In Lower Myanmar, the last few months of 2023 have been a mixed bag for both sides. On one hand, the SAC continued to be extremely effective in uprooting urban resistance in Yangon and Naypyidaw. This is the continuance of the trend from the past year or so, where military intelligence has been extremely successful in sniffing out urban cells of local, independent, anti-junta guerilla groups — infiltrating these groups, and leading precise raids to capture or kill leaders of these groups. As this has happened, and with little help or coordination possible for the moment from the NUG due to logistical concerns, fighting and attacks in Yangon and Naypyidaw have died down slightly as these guerilla groups retreat to the countryside to form their bases. Additionally, Pyusawhti militias have been loosed on these cities — essentially leading to pro-junta mobs rampaging any anti-junta militias in the area. Nevertheless, Naypyidaw and Yangon remain heavily militarized with constant police/military checkpoints and patrols.

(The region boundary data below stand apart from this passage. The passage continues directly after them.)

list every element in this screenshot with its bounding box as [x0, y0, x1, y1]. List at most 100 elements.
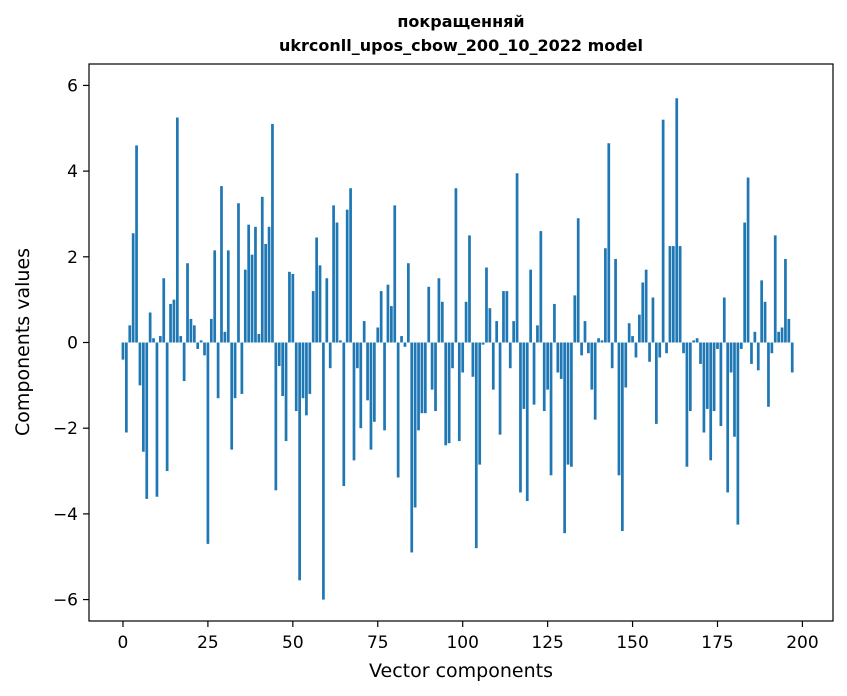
bar — [288, 271, 291, 343]
bar — [685, 342, 689, 467]
bar — [342, 342, 346, 487]
bar — [536, 325, 539, 343]
bar — [417, 342, 420, 431]
bar — [692, 340, 696, 343]
bar — [597, 338, 600, 343]
bar — [563, 342, 566, 534]
bar — [413, 342, 417, 508]
bar — [179, 336, 183, 343]
bar — [624, 342, 628, 388]
bar — [420, 342, 424, 414]
bar — [209, 318, 213, 343]
bar — [631, 336, 634, 343]
y-axis-ticks: −6 −4 −2 0 2 4 6 — [53, 76, 89, 611]
bar — [695, 338, 699, 343]
bar — [281, 342, 284, 397]
bar — [539, 231, 543, 343]
x-tick-label: 75 — [367, 633, 389, 653]
bar — [485, 267, 488, 343]
bar — [454, 188, 458, 343]
bar — [464, 301, 468, 343]
bar — [525, 342, 529, 502]
chart-subtitle: ukrconll_upos_cbow_200_10_2022 model — [279, 36, 643, 55]
bar — [175, 117, 179, 343]
bar — [206, 342, 210, 544]
bar — [678, 246, 682, 343]
bar — [254, 226, 257, 343]
bar — [682, 342, 685, 354]
bar — [427, 286, 431, 343]
bar — [668, 246, 672, 343]
bar — [298, 342, 301, 581]
bar — [607, 143, 611, 343]
bar — [712, 342, 716, 412]
bar — [271, 123, 274, 343]
bar — [138, 342, 142, 386]
bar — [125, 342, 128, 433]
bar — [478, 342, 482, 465]
bar — [199, 340, 203, 343]
bar — [284, 342, 288, 442]
bar — [145, 342, 149, 499]
bar — [169, 303, 172, 343]
bar — [294, 342, 298, 412]
bar — [135, 145, 138, 343]
bar — [559, 342, 563, 379]
bar — [128, 325, 132, 343]
bar — [773, 235, 777, 343]
bar — [658, 342, 662, 358]
bar — [671, 246, 675, 343]
bar — [634, 342, 638, 358]
bar — [359, 342, 363, 429]
bar — [267, 226, 271, 343]
x-tick-label: 100 — [446, 633, 478, 653]
bar — [743, 222, 747, 343]
bar — [784, 258, 787, 343]
bar — [352, 342, 356, 461]
bar — [641, 282, 645, 343]
bar — [722, 297, 726, 343]
bar — [335, 222, 339, 343]
bar — [461, 342, 465, 373]
bar — [750, 342, 753, 364]
bar — [243, 269, 247, 343]
bar — [570, 342, 573, 467]
bar — [576, 218, 580, 343]
bar — [383, 342, 386, 431]
bar — [410, 342, 414, 553]
y-tick-label: −2 — [53, 419, 78, 439]
bar — [654, 342, 658, 424]
bar — [780, 327, 784, 343]
bar — [369, 342, 373, 450]
bar — [237, 203, 240, 343]
bar — [498, 342, 502, 435]
bar — [546, 342, 549, 390]
bar — [532, 342, 536, 405]
bar — [250, 254, 254, 343]
y-tick-label: 6 — [67, 76, 78, 96]
bar — [505, 291, 509, 343]
bar — [617, 342, 621, 476]
bar — [277, 342, 281, 367]
bar — [457, 342, 461, 442]
bar — [260, 196, 264, 343]
bar — [192, 325, 196, 343]
bar — [220, 186, 223, 343]
bar — [474, 342, 478, 549]
bar — [587, 342, 590, 354]
bar — [583, 321, 587, 343]
bar — [753, 331, 757, 343]
y-axis-label: Components values — [12, 248, 34, 436]
bar — [430, 342, 434, 390]
bar — [182, 342, 186, 382]
bar — [291, 273, 295, 343]
bar — [726, 342, 730, 493]
bar — [580, 342, 583, 356]
bar — [648, 342, 651, 362]
bar — [553, 303, 556, 343]
bar — [542, 342, 546, 412]
x-tick-label: 50 — [282, 633, 304, 653]
bar — [777, 331, 780, 343]
bar — [247, 224, 251, 343]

SAC success in the urban areas is contrasted sharply with the non-urban fighting along the Sittaung River in Bago Region. Fighting along the river centers around four key logistical chokepoints — two highways, one railroad, and the river itself, all of which connect the economic hub of Yangon to the SAC’s political capital in Naypyidaw. Local PDFs, as well as the KNU, have been fighting over this area for months now — contesting the “old” highway, the railroad, and the river; but the “new” highway, located further west of the river and closer to the regime-controlled Karen Hills, remained uncontested. This has changed slightly. Along the old highway, the railroad, and the river, fighting is constant and heavier than before; any convoys seeking to travel between Yangon and Naypyidaw are forced to be accompanied by heavy military escort and a constant air presence above. Constant ambushes have done a number on the Tatmadaw’s logistics — hurting not only Naypyidaw, but also the war effort in the Northeast and Northwest. In recent months, the new highway has been the subject of a number of prominent raids and ambushes so far from PDFs, causing the Tatmadaw to slightly panic — although the efficacy of these raids has been mitigated by the overwhelming air power the Tatmadaw wields in the region. PDFs have begun to build rudimentary operating bases in the Karen Hills, with the goal of seriously threatening the new highway, and have secretly opened talks with the UWSA regarding the transfer of MANPADS equipment to dampen the Tatmadaw’s ironclad control over the transport corridor from the air.